Thomas Perry has written 26 thrillers. The latest is The Burglar.

Perry excels at describing people at work. Professionals. Men and women who get the job done through the steady and methodical application of skilled labor. Our current specialist is Elle Stowell, a cat burglar who inadvertently ends up as a kind of avenging angel. The book has an unusually slow build, the threads take some time to gather, I was frankly skeptical of the initial sensational murder and “hip young Los Angeles” characters…but eventually the plot turns out to be one of Perry’s most surprising conceits. Indeed, I believe the central moneymaking scam is unprecedented in the literature.
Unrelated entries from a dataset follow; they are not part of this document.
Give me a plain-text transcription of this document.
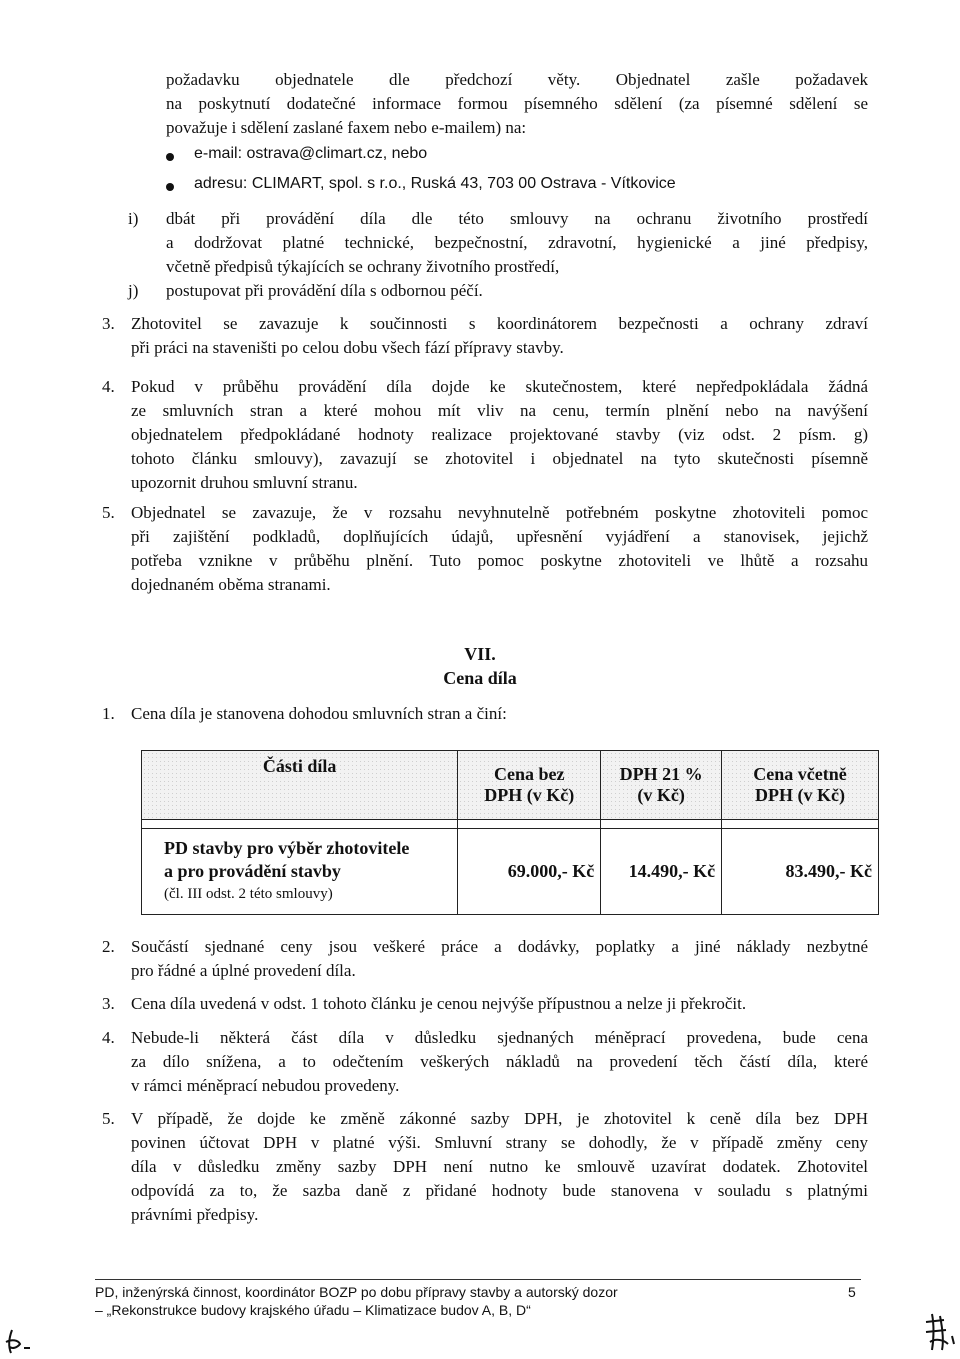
požadavku objednatele dle předchozí věty. Objednatel zašle požadavek
na poskytnutí dodatečné informace formou písemného sdělení (za písemné sdělení se
považuje i sdělení zaslané faxem nebo e-mailem) na:
e-mail: ostrava@climart.cz, nebo
adresu: CLIMART, spol. s r.o., Ruská 43, 703 00 Ostrava - Vítkovice
i) dbát při provádění díla dle této smlouvy na ochranu životního prostředí
a dodržovat platné technické, bezpečnostní, zdravotní, hygienické a jiné předpisy,
včetně předpisů týkajících se ochrany životního prostředí,
j) postupovat při provádění díla s odbornou péčí.
3. Zhotovitel se zavazuje k součinnosti s koordinátorem bezpečnosti a ochrany zdraví
při práci na staveništi po celou dobu všech fází přípravy stavby.
4. Pokud v průběhu provádění díla dojde ke skutečnostem, které nepředpokládala žádná
ze smluvních stran a které mohou mít vliv na cenu, termín plnění nebo na navýšení
objednatelem předpokládané hodnoty realizace projektované stavby (viz odst. 2 písm. g)
tohoto článku smlouvy), zavazují se zhotovitel i objednatel na tyto skutečnosti písemně
upozornit druhou smluvní stranu.
5. Objednatel se zavazuje, že v rozsahu nevyhnutelně potřebném poskytne zhotoviteli pomoc
při zajištění podkladů, doplňujících údajů, upřesnění vyjádření a stanovisek, jejichž
potřeba vznikne v průběhu plnění. Tuto pomoc poskytne zhotoviteli ve lhůtě a rozsahu
dojednaném oběma stranami.
VII.
Cena díla
1. Cena díla je stanovena dohodou smluvních stran a činí:
Části díla	Cena bez DPH (v Kč)	DPH 21 % (v Kč)	Cena včetně DPH (v Kč)

PD stavby pro výběr zhotovitele
a pro provádění stavby
(čl. III odst. 2 této smlouvy)	69.000,- Kč	14.490,- Kč	83.490,- Kč
2. Součástí sjednané ceny jsou veškeré práce a dodávky, poplatky a jiné náklady nezbytné
pro řádné a úplné provedení díla.
3. Cena díla uvedená v odst. 1 tohoto článku je cenou nejvýše přípustnou a nelze ji překročit.
4. Nebude-li některá část díla v důsledku sjednaných méněprací provedena, bude cena
za dílo snížena, a to odečtením veškerých nákladů na provedení těch částí díla, které
v rámci méněprací nebudou provedeny.
5. V případě, že dojde ke změně zákonné sazby DPH, je zhotovitel k ceně díla bez DPH
povinen účtovat DPH v platné výši. Smluvní strany se dohodly, že v případě změny ceny
díla v důsledku změny sazby DPH není nutno ke smlouvě uzavírat dodatek. Zhotovitel
odpovídá za to, že sazba daně z přidané hodnoty bude stanovena v souladu s platnými
právními předpisy.
PD, inženýrská činnost, koordinátor BOZP po dobu přípravy stavby a autorský dozor
– „Rekonstrukce budovy krajského úřadu – Klimatizace budov A, B, D“
5
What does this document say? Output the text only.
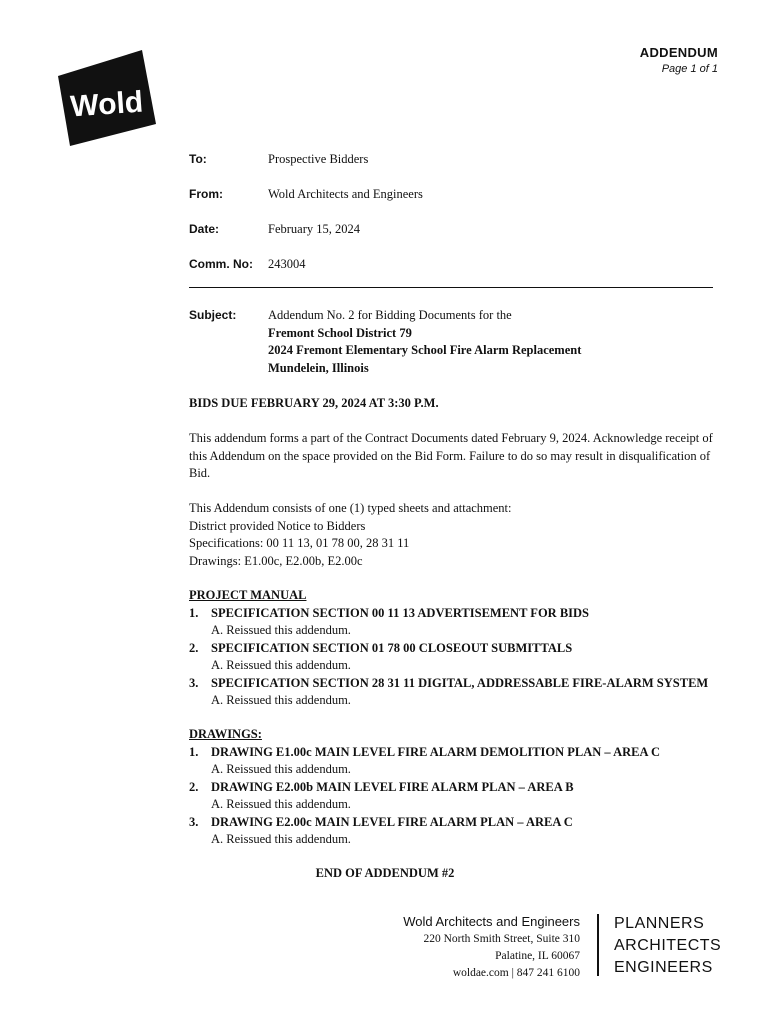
Wold
ADDENDUM
Page 1 of 1
To:	Prospective Bidders
From:	Wold Architects and Engineers
Date:	February 15, 2024
Comm. No: 243004
Subject:	Addendum No. 2 for Bidding Documents for the
Fremont School District 79
2024 Fremont Elementary School Fire Alarm Replacement
Mundelein, Illinois
BIDS DUE FEBRUARY 29, 2024 AT 3:30 P.M.
This addendum forms a part of the Contract Documents dated February 9, 2024. Acknowledge receipt of this Addendum on the space provided on the Bid Form. Failure to do so may result in disqualification of Bid.
This Addendum consists of one (1) typed sheets and attachment:
District provided Notice to Bidders
Specifications: 00 11 13, 01 78 00, 28 31 11
Drawings: E1.00c, E2.00b, E2.00c
PROJECT MANUAL
1. SPECIFICATION SECTION 00 11 13 ADVERTISEMENT FOR BIDS
A. Reissued this addendum.
2. SPECIFICATION SECTION 01 78 00 CLOSEOUT SUBMITTALS
A. Reissued this addendum.
3. SPECIFICATION SECTION 28 31 11 DIGITAL, ADDRESSABLE FIRE-ALARM SYSTEM
A. Reissued this addendum.
DRAWINGS:
1. DRAWING E1.00c MAIN LEVEL FIRE ALARM DEMOLITION PLAN – AREA C
A. Reissued this addendum.
2. DRAWING E2.00b MAIN LEVEL FIRE ALARM PLAN – AREA B
A. Reissued this addendum.
3. DRAWING E2.00c MAIN LEVEL FIRE ALARM PLAN – AREA C
A. Reissued this addendum.
END OF ADDENDUM #2
Wold Architects and Engineers
220 North Smith Street, Suite 310
Palatine, IL 60067
woldae.com | 847 241 6100
PLANNERS
ARCHITECTS
ENGINEERS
I liked Perry’s previous half-dozen entries, but had also wondered if the author had hit a kind of plateau. The Burglar gave me the kind of breathless wonder I last experienced after The Informant.

Mr. Lawrence Block can still shock! The Matt Scudder saga has turned into a decades-long examination of societal mores. The new novella A Time to Scatter Stones is the latest chapter in what is almost certainly the greatest detective series extant. Block’s spare sentences remain wonderful, especially when they recount the humorous dialogue between Scudder and his wife Elaine. I could say more about this story but I’d prefer everyone else’s jaw to drop just as much as mine did. Don’t read the reviews first.

(Full disclosure: There’s an amusing mention of Scudder and Elaine buying a Bad Plus shirt at the Vanguard. This is at least the second time TBP has made it into a crime story; the first was in Duane Swierczynski’s Severance Package. At any rate, getting mentioned more or less simultaneously in books by Emily Bernard and Lawrence Block is a wonderful birthday present!)